The revelations by the Wall Street Journal follow similar allegations about Facebook earlier this month. An investigation by the newspaper led to accusations that the site’s 10 most popular applications were passing personal information to at least 25 advertising and internet tracking firms.

In the case of MySpace, which like the Journal is owned by News Corp, user identity information is believed to being sent to third party agencies when users click on adverts. These unique numbers can be used to look up people’s profile page, which can include their real name, photographs, location, age and gender.

A mySpace spokesperson said that, while the data identified the user profile being viewed, it did not necessarily identify the person who clicked on the ad.

Advertising agencies being sent the data include Google, Quantcast and the Rubicon Project, although all of them denied using the information.

Some MySpace applications are also claimed to be transmitting user IDs. These allegedly include BitRhymes’ TagMe, which enables 8.3 million users to make and comment on friends, WonderHill’s Greenspot virtual gardening game that has 1.8 million users and RockYou RockYou Pets, which has 6.1 million users.
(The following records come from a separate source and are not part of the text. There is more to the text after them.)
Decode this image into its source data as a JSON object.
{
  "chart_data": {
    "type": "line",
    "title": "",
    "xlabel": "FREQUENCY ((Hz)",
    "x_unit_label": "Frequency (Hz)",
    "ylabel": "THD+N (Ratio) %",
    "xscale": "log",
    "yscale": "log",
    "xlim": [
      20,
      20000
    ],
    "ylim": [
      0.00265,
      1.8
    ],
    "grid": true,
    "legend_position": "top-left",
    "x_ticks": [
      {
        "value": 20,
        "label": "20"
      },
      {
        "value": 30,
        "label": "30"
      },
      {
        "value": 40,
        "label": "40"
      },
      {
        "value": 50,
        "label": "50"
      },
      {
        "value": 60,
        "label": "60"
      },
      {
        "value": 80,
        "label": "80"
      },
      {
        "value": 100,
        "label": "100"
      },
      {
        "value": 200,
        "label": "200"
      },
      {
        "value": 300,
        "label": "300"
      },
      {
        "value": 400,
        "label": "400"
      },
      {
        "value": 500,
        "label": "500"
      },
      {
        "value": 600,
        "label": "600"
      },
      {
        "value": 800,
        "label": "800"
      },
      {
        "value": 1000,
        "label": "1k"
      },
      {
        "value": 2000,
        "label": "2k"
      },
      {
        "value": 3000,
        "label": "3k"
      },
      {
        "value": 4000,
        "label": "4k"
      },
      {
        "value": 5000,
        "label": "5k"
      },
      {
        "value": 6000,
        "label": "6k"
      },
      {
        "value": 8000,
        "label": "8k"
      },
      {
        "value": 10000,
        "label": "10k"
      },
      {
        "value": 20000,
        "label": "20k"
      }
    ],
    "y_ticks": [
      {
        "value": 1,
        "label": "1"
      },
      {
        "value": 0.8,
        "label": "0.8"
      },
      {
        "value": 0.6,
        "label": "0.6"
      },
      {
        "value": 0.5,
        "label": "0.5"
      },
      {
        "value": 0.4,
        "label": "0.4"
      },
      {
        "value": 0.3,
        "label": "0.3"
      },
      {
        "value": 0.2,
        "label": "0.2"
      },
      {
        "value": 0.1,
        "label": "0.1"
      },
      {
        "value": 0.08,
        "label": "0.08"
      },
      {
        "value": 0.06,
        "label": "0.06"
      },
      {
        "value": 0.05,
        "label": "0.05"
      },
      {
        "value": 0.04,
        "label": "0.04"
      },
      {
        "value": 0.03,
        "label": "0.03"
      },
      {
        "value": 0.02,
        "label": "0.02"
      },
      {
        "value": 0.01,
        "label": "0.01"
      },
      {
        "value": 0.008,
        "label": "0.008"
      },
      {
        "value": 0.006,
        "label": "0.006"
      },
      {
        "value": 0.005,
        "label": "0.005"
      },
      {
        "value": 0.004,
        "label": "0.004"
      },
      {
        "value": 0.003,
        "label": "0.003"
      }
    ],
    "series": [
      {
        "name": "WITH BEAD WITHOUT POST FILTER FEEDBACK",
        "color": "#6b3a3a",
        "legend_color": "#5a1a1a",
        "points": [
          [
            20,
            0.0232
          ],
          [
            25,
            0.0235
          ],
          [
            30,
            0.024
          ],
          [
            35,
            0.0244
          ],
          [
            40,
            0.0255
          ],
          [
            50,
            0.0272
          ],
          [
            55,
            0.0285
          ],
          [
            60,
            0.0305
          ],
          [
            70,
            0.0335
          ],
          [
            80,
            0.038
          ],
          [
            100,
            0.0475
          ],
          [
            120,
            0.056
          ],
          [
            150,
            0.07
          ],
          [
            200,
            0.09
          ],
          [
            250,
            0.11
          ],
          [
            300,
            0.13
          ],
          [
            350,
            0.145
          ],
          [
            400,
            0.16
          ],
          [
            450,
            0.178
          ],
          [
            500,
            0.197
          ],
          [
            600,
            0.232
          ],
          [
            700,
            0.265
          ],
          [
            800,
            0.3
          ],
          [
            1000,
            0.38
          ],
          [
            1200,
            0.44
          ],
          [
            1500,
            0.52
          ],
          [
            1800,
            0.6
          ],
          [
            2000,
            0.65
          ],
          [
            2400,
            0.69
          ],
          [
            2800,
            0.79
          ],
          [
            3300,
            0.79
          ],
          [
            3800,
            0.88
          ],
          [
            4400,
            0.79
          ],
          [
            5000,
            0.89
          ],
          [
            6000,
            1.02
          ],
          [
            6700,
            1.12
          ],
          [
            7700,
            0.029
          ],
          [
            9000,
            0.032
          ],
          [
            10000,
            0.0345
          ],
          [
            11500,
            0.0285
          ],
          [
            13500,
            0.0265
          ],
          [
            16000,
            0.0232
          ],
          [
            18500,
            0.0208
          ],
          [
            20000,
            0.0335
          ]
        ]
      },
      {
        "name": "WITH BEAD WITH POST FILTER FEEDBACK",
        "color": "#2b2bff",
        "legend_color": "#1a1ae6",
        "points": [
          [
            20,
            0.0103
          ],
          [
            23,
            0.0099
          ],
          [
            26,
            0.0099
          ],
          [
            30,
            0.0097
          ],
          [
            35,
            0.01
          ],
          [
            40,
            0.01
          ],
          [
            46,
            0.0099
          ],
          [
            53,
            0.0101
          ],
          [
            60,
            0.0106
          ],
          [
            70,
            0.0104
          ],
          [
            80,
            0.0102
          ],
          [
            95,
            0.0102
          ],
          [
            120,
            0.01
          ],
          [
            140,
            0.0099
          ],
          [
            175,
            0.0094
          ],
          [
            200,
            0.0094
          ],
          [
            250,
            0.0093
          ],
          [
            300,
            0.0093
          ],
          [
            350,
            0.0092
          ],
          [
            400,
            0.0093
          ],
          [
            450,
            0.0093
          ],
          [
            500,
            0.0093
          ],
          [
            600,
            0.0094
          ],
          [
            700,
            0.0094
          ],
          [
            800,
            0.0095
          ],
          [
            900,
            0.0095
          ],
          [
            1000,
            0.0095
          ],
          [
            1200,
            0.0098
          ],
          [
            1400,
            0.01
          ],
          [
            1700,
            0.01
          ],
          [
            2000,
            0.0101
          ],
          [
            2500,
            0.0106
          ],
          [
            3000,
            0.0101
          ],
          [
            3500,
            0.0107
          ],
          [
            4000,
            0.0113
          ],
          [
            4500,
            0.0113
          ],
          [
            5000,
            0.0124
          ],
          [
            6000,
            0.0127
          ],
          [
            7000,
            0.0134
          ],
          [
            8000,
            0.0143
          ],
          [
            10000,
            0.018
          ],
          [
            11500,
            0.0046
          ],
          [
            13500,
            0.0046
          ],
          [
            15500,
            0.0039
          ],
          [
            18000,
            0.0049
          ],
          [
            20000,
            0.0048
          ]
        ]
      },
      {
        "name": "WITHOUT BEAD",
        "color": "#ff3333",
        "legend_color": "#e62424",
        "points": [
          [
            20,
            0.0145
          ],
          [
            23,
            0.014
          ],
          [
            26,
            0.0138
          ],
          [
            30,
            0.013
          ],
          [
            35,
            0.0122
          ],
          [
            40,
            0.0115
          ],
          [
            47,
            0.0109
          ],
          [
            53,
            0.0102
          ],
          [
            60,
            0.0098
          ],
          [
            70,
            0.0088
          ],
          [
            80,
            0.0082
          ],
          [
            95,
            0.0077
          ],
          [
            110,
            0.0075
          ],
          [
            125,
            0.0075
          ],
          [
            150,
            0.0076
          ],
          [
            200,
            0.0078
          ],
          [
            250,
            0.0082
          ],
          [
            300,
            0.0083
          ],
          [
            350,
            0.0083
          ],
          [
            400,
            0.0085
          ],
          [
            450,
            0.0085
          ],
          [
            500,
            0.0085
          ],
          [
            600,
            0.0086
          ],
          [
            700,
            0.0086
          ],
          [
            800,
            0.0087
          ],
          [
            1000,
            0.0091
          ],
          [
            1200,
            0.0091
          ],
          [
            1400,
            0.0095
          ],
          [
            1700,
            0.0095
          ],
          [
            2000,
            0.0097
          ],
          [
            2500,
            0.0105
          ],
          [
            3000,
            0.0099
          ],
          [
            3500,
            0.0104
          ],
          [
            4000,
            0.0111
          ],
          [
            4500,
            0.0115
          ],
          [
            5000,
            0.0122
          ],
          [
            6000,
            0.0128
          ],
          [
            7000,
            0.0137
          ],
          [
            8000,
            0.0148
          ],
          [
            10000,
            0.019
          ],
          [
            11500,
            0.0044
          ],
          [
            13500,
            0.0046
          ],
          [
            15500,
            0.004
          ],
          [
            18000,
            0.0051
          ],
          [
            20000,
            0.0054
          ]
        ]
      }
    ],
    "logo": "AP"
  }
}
The vendor said that it prohibits application providers from sharing user data, including user IDs, with third parties. "It has recently come to our attention that several third party app developers may have violated these terms and we are taking appropriate action against these developers," a spokesperson added.

Craig Will, a professor at Worcester Polytechnic Institute, said that the use of referral data such as user IDs was becoming a growing problem on the web. As more websites tried to exploit social network capabilities, "there is a potential danger that those sites without the identifier don’t necessarily take care of it and potentially leak it to whatever third parties are present," he added.